Around 1986, Hinckley and the hospital began seeking various conditional releases,[41] which required judicial authorization.[42]: 127–33  The Reagan family frequently spoke out against these requests.[43][44] In 1986, a judge denied Hinckley's request to be transferred to a less restrictive ward.[41] In 1987, the hospital requested that Hinckley be given a 12-hour unescorted pass allowing Hinckley to visit his parents on Easter. Glenn Miller, who had performed the initial evaluation of Hinckley, testified, "I do not believe he's suicidal, I do not believe he's a danger to Jodie Foster, I do not believe he's a danger to Mr. Reagan or Mr. Brady."[45] But Miller also revealed that Hinckley had written to serial killer Ted Bundy, sought the address of Charles Manson, and received a letter from Manson family member Lynette Fromme.[46] The hospital subsequently withdrew the request for "administrative" reasons, though it emphasized that the "clinical" assessment was unchanged.[47] In 1992, Hinckley again submitted a request for additional privileges, but he later withdrew that request.[48]: , 558 & n.1  During this period, St. Elizabeth's gradually expanded Hinckley's privileges by allowing off-site trips under custodial supervision.[42]: 128–29 

In 2003, Hinckley, for the first time, received judicial approval for a release proposal: six local day visits under the supervision of his parents and, upon the successful completion and evaluation of those day visits, two local overnight visits also under parental supervision.[49][44] On June 17, 2009, Judge Friedman ruled that Hinckley would be permitted to visit his mother for a dozen visits of 10 days at a time, rather than six, to spend more time outside of the hospital, and to have a driver's license. The court also ordered that Hinckley be required to carry a GPS-enabled cell phone to track him whenever he was outside of his parents' home. He was prohibited from speaking with the news media.[50] Prosecutors objected to this ruling, saying that Hinckley was still a danger to others and had unhealthy and inappropriate thoughts about women. Hinckley had recorded a song, "Ballad of an Outlaw", which the prosecutors claimed was "reflecting suicide and lawlessness".[51]
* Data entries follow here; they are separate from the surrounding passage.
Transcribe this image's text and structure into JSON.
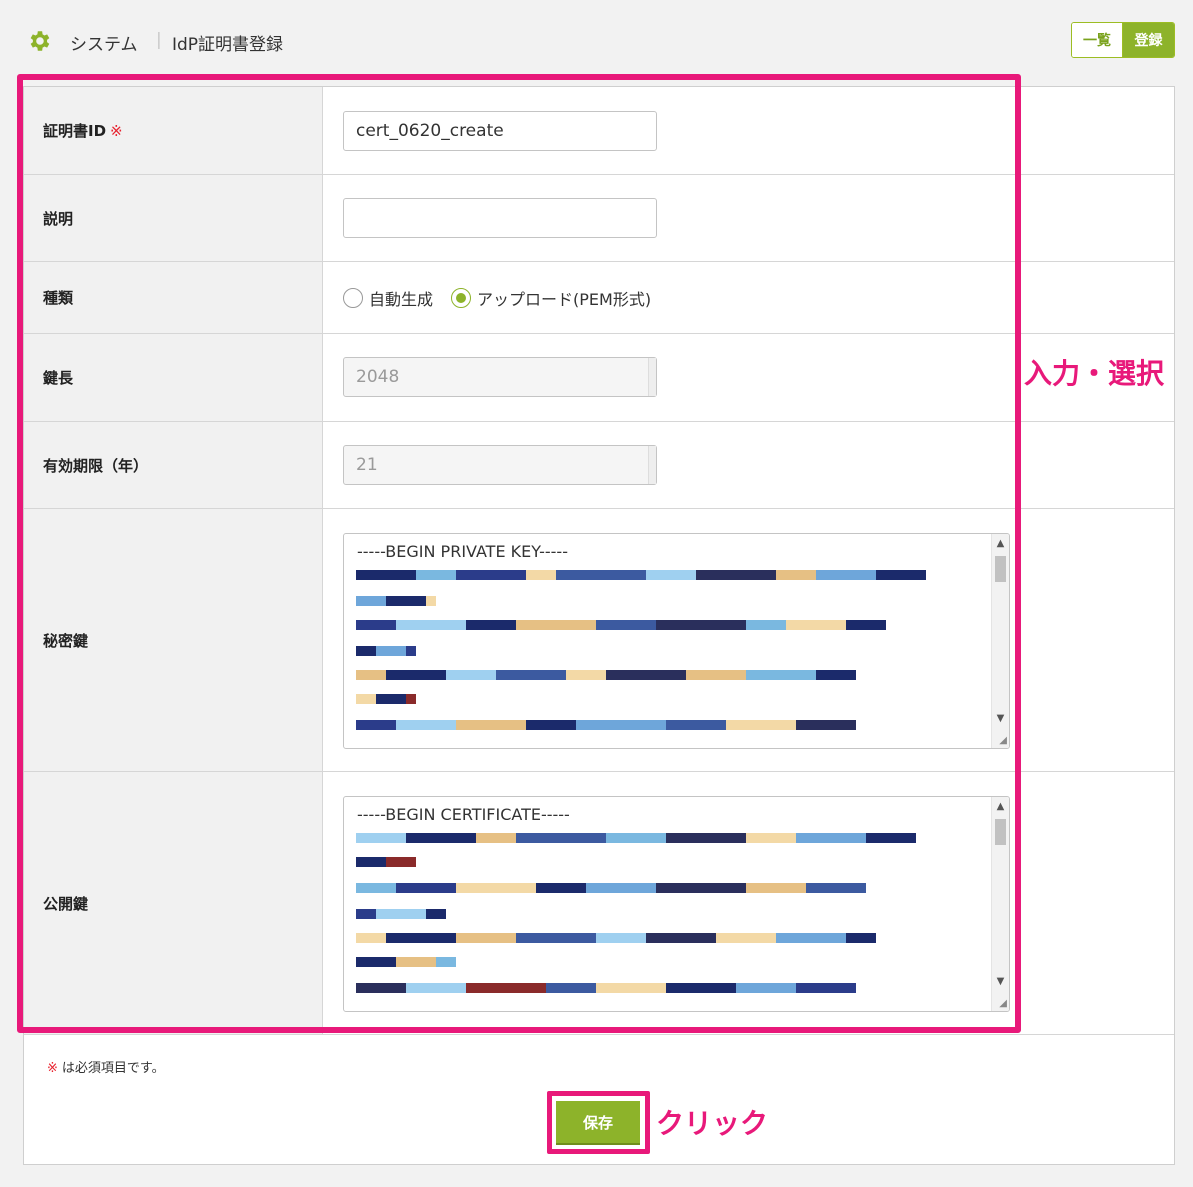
{
  "header": {
    "section": "システム",
    "separator": "|",
    "page_title": "IdP証明書登録",
    "list_button": "一覧",
    "register_button": "登録"
  },
  "form": {
    "cert_id": {
      "label": "証明書ID",
      "required_mark": "※",
      "value": "cert_0620_create"
    },
    "description": {
      "label": "説明",
      "value": ""
    },
    "type": {
      "label": "種類",
      "options": [
        {
          "label": "自動生成",
          "selected": false
        },
        {
          "label": "アップロード(PEM形式)",
          "selected": true
        }
      ]
    },
    "key_length": {
      "label": "鍵長",
      "value": "2048"
    },
    "validity": {
      "label": "有効期限（年）",
      "value": "21"
    },
    "private_key": {
      "label": "秘密鍵",
      "first_line": "-----BEGIN PRIVATE KEY-----"
    },
    "public_key": {
      "label": "公開鍵",
      "first_line": "-----BEGIN CERTIFICATE-----"
    }
  },
  "footer": {
    "required_note_mark": "※",
    "required_note": "は必須項目です。",
    "save_button": "保存"
  },
  "annotations": {
    "input_select": "入力・選択",
    "click": "クリック"
  },
  "colors": {
    "accent_green": "#8db32a",
    "highlight_pink": "#e8197a",
    "required_red": "#e8222e"
  }
}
On March 29, 2011, the day before the 30th anniversary of the assassination attempt, Hinckley's attorney filed a court petition requesting more freedom for his client, including additional unsupervised visits to the Virginia home of Hinckley's mother, Jo Ann.[52] On November 30, 2011, a hearing in Washington was held to consider whether he could live full-time outside the hospital. The Justice Department opposed this, stating that Hinckley still poses a danger to the public. Justice Department counsel argued that Hinckley had been known to deceive his doctors in the past.[53][54] By December 2013, the court ordered that visits be extended to his mother, who lives near Williamsburg. Hinckley was permitted up to eight 17-day visits, with evaluation after the completion of each one.[55]

Release[edit]

On July 27, 2016, a federal judge ruled that Hinckley could be released from St. Elizabeths on August 5,[56] as he was no longer considered a threat to himself or others.[56][57][58][59][60] Patti Davis, one of Reagan's daughters, and then-presidential candidate Donald Trump both denounced Hinckley's release.[43]
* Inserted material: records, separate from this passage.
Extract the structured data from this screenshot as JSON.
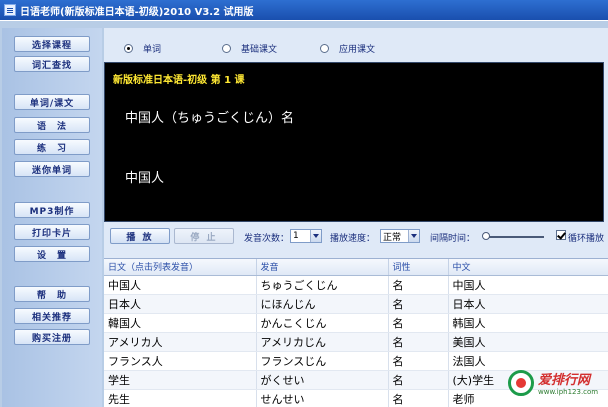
{
  "window": {
    "title": "日语老师(新版标准日本语-初级)2010 V3.2 试用版"
  },
  "nav": {
    "items": [
      "选择课程",
      "词汇查找",
      "单词/课文",
      "语　法",
      "练　习",
      "迷你单词",
      "MP3制作",
      "打印卡片",
      "设　置",
      "帮　助",
      "相关推荐",
      "购买注册"
    ]
  },
  "modes": [
    {
      "label": "单词",
      "selected": true
    },
    {
      "label": "基础课文",
      "selected": false
    },
    {
      "label": "应用课文",
      "selected": false
    }
  ],
  "display": {
    "lesson_title": "新版标准日本语-初级 第 1 课",
    "reading": "中国人（ちゅうごくじん）名",
    "meaning": "中国人"
  },
  "controls": {
    "play_label": "播 放",
    "stop_label": "停 止",
    "repeat_label": "发音次数：",
    "repeat_value": "1",
    "speed_label": "播放速度：",
    "speed_value": "正常",
    "interval_label": "间隔时间：",
    "loop_label": "循环播放",
    "loop_checked": true
  },
  "table": {
    "headers": [
      "日文（点击列表发音）",
      "发音",
      "词性",
      "中文"
    ],
    "rows": [
      [
        "中国人",
        "ちゅうごくじん",
        "名",
        "中国人"
      ],
      [
        "日本人",
        "にほんじん",
        "名",
        "日本人"
      ],
      [
        "韓国人",
        "かんこくじん",
        "名",
        "韩国人"
      ],
      [
        "アメリカ人",
        "アメリカじん",
        "名",
        "美国人"
      ],
      [
        "フランス人",
        "フランスじん",
        "名",
        "法国人"
      ],
      [
        "学生",
        "がくせい",
        "名",
        "(大)学生"
      ],
      [
        "先生",
        "せんせい",
        "名",
        "老师"
      ]
    ]
  },
  "watermark": {
    "text": "爱排行网",
    "url": "www.iph123.com"
  },
  "colors": {
    "title_bar": "#1a4fae",
    "lesson_title": "#ffe833",
    "display_bg": "#000000",
    "accent": "#1b2f7d"
  }
}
Hinckley was released from institutional psychiatric care on September 10, 2016, with many conditions—including that he was required to live full-time at his mother's home in Williamsburg, Virginia, to work at least 3 days a week and record his browser history.[61] He was also prohibited from a variety of activities, including contacting the Reagan, Brady, or Foster families; watching or listening to violent media; accessing pornography; and speaking to the press.[61][62] In November 2018, Judge Friedman ruled Hinckley could move out of his mother's house in Virginia and live on his own upon location approval from his doctors.[57]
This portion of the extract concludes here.